The volunteers spanned the spectrum of Alzheimer’s severity from presymptomatic with amyloid plaques to those with severe dementia. Within these groups, MTBR-tau243 levels showed linear correlation with disease severity and rose up to 200-fold in later stages. Unlike other markers such as p-tau217 that plateau with rising tau pathology, MTBR-tau243 shows continued rises and is therefore more in keeping with accumulation of tau tangles.
This linear correlation also holds in downstream effects of Alzheimer’s pathology, e.g., cognitive impairment and brain atrophy. In multivariate analysis, MTBR-tau243 was superior to other plasma biomarkers for prediction of these outcomes, making it of value for purposes of disease tracking. Specificity of the biomarker to Alzheimer’s was also evident in its consistency in non-Alzheimer’s tauopathies such as progressive supranuclear palsy and frontotemporal dementia.
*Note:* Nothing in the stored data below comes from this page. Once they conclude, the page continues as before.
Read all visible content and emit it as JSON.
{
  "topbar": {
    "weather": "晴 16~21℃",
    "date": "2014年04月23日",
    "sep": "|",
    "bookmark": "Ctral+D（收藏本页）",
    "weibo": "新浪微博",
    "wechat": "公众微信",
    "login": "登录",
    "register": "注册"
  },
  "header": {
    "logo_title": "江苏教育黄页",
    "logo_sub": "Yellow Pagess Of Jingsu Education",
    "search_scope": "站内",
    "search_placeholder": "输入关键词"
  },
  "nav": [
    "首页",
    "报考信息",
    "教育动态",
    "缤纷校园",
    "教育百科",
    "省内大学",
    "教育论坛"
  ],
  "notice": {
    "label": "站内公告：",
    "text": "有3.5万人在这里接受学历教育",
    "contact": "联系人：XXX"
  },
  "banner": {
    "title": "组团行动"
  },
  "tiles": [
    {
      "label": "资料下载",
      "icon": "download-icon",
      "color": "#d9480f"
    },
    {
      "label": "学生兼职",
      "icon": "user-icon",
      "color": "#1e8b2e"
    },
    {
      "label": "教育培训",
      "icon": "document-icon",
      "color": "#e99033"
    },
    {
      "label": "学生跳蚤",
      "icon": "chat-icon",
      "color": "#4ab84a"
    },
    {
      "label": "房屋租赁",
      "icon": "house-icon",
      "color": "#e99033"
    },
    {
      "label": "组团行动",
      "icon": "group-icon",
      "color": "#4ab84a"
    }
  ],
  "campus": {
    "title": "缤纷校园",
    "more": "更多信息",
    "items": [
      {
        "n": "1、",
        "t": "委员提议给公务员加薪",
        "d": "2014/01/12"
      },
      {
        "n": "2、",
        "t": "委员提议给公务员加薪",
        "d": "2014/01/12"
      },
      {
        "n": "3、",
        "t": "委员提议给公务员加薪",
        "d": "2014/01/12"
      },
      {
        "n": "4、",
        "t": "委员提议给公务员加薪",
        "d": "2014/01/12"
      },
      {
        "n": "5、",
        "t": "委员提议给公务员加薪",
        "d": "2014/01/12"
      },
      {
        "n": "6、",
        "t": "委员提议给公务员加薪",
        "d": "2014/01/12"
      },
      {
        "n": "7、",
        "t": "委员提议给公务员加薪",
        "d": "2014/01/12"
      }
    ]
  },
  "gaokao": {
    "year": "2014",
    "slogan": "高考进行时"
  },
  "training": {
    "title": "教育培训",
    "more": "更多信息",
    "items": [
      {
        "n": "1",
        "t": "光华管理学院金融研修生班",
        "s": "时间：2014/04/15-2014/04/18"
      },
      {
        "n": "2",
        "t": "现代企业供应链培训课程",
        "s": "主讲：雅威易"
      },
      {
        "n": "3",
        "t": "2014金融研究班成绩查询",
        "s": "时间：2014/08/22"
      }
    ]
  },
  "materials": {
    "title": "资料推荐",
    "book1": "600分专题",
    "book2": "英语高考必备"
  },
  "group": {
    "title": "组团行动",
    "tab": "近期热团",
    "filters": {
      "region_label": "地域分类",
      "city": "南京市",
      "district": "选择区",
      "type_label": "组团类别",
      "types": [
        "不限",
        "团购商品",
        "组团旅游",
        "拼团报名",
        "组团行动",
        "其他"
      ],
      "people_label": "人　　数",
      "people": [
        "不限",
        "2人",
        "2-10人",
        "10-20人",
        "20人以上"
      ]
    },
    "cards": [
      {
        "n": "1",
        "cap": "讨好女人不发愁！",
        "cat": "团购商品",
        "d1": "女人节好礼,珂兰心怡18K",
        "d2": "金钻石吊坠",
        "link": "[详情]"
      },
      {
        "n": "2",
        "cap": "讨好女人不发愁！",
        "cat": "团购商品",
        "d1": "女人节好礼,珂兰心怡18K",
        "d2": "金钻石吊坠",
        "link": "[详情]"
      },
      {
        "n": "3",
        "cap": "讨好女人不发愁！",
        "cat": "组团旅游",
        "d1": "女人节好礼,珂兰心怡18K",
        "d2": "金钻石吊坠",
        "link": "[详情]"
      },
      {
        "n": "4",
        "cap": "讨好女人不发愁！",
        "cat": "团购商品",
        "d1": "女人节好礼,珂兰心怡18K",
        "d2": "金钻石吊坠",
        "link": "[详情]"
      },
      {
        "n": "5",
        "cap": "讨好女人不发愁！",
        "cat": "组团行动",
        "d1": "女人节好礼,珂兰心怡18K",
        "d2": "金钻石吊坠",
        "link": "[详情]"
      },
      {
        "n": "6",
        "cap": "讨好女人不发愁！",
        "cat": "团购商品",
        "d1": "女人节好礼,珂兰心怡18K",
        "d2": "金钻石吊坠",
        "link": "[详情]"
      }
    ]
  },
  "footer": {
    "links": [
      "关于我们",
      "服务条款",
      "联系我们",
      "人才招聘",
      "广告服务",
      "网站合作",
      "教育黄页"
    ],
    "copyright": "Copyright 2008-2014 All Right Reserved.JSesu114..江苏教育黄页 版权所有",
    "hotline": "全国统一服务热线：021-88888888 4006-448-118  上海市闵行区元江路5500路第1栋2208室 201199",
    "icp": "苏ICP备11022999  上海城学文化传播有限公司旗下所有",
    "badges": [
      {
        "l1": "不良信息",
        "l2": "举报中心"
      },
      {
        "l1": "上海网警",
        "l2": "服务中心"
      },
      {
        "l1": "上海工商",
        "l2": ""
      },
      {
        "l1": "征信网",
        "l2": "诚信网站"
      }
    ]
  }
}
The potential for this blood test to revolutionize Alzheimer’s treatment is immense. By enabling personalized treatment plans, it could optimize therapeutic outcomes and reduce the effects of invasive diagnostic procedures.
The era of tailor-made medicine for Alzheimer’s is on the horizon. With tools like MTBR-tau243, physicians will someday have the capability to match therapy to every patient’s individual requirements, revolutionizing the face of neurodegenerative medicine.
For doctors, neurologists, and researchers, this innovation brings a glimpse of a future in which Alzheimer’s diagnosis is not just more convenient but also more precise, paving the way for individualized treatment and improved patient outcomes.